Members of the Tennessee Advisory Commission on Intergovernmental Relations Education Finance Subcommittee heard that virtual-school ADM reporting can distort county fiscal-capacity calculations and unanimously recommended the commission ask the state to report each virtual pupil's county of residence.

Members of the Tennessee Advisory Commission on Intergovernmental Relations (TACIR) Education Finance Subcommittee heard staff findings that the way virtual-school students are recorded for average daily membership (ADM) can produce distortions in the state fiscal-capacity calculation and recommended the state collect each virtual student's county of residence.

TACIR Director Lippert summarized staff work and said the commission's fiscal-capacity model uses multiple linear regression to calculate per-pupil fiscal capacity and that virtual students affect several variables in the model. "These students can increase the host county service responsibility," Lippert said, which "can cause the fiscal capacity for the host county to go down," while in other cases including virtual students in the model "can increase the fiscal capacity of a county that hosts a virtual school," with offsetting effects on other counties.

Research Associate Ismael Tanui presented the staff analysis. He said virtual students are counted as enrolled where the virtual school is located rather than where the student resides and that the Department of Education does not publish residency data for virtual pupils. Tanui reported enrollment growth in virtual schools from 3,872 ADM in 2019–20 to 14,495 ADM in 2024–25 and showed county examples: Union County has 2,685 virtual ADM out of a reported total ADM of 5,730, and Johnson County has 2,893 virtual ADM out of a reported total ADM of 4,501 (as presented to the subcommittee). Tanui also showed changes in state-share percentages for those counties across recent years.

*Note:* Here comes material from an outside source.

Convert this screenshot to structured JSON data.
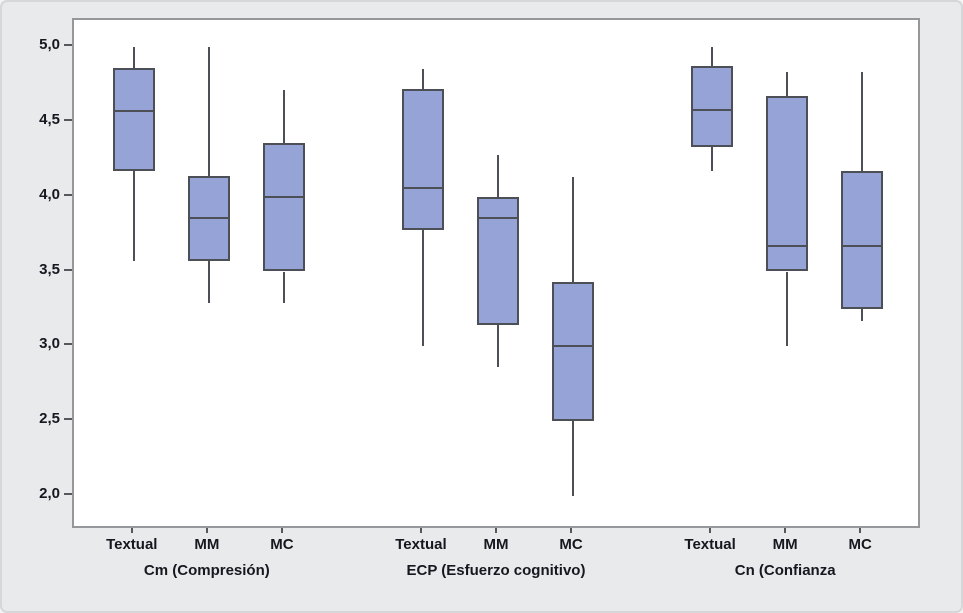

Committee members pressed staff on which counties are advantaged or disadvantaged in any given year. Director Lippert and members explained the net effect varies year to year because the regression model's coefficients (the relative weights on tax-base, income and service-responsibility measures) change with underlying data. "It depends," Lippert said. "It varies from year to year."

Several members argued the missing residency data is low-hanging fruit. Lippert and Tanui said local systems and virtual schools already collect residency information, but the Department of Education does not publish county-of-residence breakdowns for virtual pupils; staff recommended the commission ask the state to collect and report that information so TACIR can run more precise analyses. The subcommittee voted by voice to forward that recommendation and the memorandum to the full TACIR; the chair recorded the voice vote as unanimous.

The staff cautioned that this analysis focused solely on funding ramifications of enrollment reporting, not on program quality or educational outcomes. Lippert described one modeling option the staff could test if residency data were available: assign a virtual student's ADM to the resident county for some tax-base factors while retaining the host county ADM for service-responsibility measures and local-revenue calculations, rather than removing virtual students entirely from the model.

The subcommittee asked staff to include the memorandum and the residency-reporting recommendation in the packet for the full commission meeting on Sept. 18.

Ending: TACIR staff will present the subcommittee's summary and recommendation to the full commission; staff said additional modeling or comparative research could follow if the state begins reporting county-of-residence for virtual pupils.